There are many reasons why it’s a bad idea to start with SaaS. The complexity is one. The time to develop is another. The fact that you’re trying to learn 10 new skills at once instead of 2 or 3… well, that’s the real complicating factor. It’s fun to distract yourself with code or design when you should really be learning how to market and sell.

Now that you are (one hopes) suitably chastened, here’s the goods on SaaS apps as a product type:

A SaaS is nothing more than hosted software that people pay for on a monthly basis.

Duh, right?

But when I see folks set out to “Build a SaaS” they seem to get stuck on either one or two types: either an infrastructure product (deployment, mail delivery, etc.) or what I call a ‘work desk’ product (project management, support help desk, etc; an app you live in all day). There’s a reason there are so many of these: they’re obvious.

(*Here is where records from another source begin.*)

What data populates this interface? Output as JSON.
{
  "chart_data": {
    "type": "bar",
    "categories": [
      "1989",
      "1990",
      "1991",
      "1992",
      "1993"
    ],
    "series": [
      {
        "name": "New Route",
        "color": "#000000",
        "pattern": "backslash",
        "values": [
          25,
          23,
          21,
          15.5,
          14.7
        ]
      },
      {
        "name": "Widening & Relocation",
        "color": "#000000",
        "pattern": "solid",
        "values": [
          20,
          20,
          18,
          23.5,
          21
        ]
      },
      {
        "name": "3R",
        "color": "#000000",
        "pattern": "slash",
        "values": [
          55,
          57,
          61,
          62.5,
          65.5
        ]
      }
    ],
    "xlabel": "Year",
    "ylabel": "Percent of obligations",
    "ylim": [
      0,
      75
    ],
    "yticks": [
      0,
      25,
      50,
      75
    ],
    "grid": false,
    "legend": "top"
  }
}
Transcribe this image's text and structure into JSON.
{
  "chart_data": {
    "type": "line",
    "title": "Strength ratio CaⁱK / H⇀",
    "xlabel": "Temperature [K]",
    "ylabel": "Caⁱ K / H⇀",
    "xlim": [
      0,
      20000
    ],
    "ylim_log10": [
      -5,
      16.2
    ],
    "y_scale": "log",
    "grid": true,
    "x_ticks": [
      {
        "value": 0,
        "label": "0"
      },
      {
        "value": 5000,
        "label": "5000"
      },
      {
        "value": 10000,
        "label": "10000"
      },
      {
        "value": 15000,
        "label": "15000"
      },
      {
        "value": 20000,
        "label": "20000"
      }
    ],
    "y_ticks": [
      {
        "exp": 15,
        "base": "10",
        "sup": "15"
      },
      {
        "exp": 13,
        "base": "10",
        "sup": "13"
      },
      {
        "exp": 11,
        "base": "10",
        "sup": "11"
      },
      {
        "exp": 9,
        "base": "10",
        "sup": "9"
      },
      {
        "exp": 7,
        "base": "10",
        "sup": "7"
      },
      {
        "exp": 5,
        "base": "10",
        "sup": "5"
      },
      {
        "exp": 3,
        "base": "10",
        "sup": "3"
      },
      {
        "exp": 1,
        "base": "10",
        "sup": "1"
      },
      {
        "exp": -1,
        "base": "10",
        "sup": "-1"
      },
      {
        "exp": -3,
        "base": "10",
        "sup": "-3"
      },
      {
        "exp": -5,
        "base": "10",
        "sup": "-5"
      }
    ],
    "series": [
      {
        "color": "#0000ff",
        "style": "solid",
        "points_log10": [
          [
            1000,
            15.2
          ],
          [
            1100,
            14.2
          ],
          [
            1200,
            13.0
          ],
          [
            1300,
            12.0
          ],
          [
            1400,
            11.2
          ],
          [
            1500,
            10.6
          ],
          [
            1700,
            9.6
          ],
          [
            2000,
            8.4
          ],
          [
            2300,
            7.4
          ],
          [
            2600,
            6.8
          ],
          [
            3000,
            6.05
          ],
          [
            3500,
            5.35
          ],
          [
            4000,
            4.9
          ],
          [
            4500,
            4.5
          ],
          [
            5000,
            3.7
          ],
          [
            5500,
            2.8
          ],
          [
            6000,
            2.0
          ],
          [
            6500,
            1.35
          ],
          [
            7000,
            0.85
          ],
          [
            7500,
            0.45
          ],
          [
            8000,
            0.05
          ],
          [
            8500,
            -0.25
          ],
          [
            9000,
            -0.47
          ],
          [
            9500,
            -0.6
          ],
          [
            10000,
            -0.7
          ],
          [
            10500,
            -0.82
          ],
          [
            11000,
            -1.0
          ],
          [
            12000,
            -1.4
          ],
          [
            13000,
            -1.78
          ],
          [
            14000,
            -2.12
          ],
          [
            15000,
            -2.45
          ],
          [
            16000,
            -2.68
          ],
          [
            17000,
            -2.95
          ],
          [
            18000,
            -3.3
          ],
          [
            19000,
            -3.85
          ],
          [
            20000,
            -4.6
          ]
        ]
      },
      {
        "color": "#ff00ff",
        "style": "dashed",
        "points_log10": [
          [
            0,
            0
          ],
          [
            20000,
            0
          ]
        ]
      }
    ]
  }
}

Here are some other types:

  • Automated business process: build a subscription model tool that does stuff for the user automatically (e.g. Stunning).
  • Integration: yep, an app that serves as a connector between two other services can be a SaaS (if that’s the kind of thing the audience will pay for)
  • Platform: software that makes it possible to do or put something on the internet, such as booking platform, courseware, content management, catalogs…

There are more, of course, those are the big five. As the Brits say, though, that’s enough to be getting on with!

That’s all the product types for today, my fellow code-nerd friends!

In conclusion…

  1. Take control.
  2. Make things.
  3. Make products.
  4. Start small…
  5. and take off those PTTV blinders so you can choose from the entire universe of opportunity!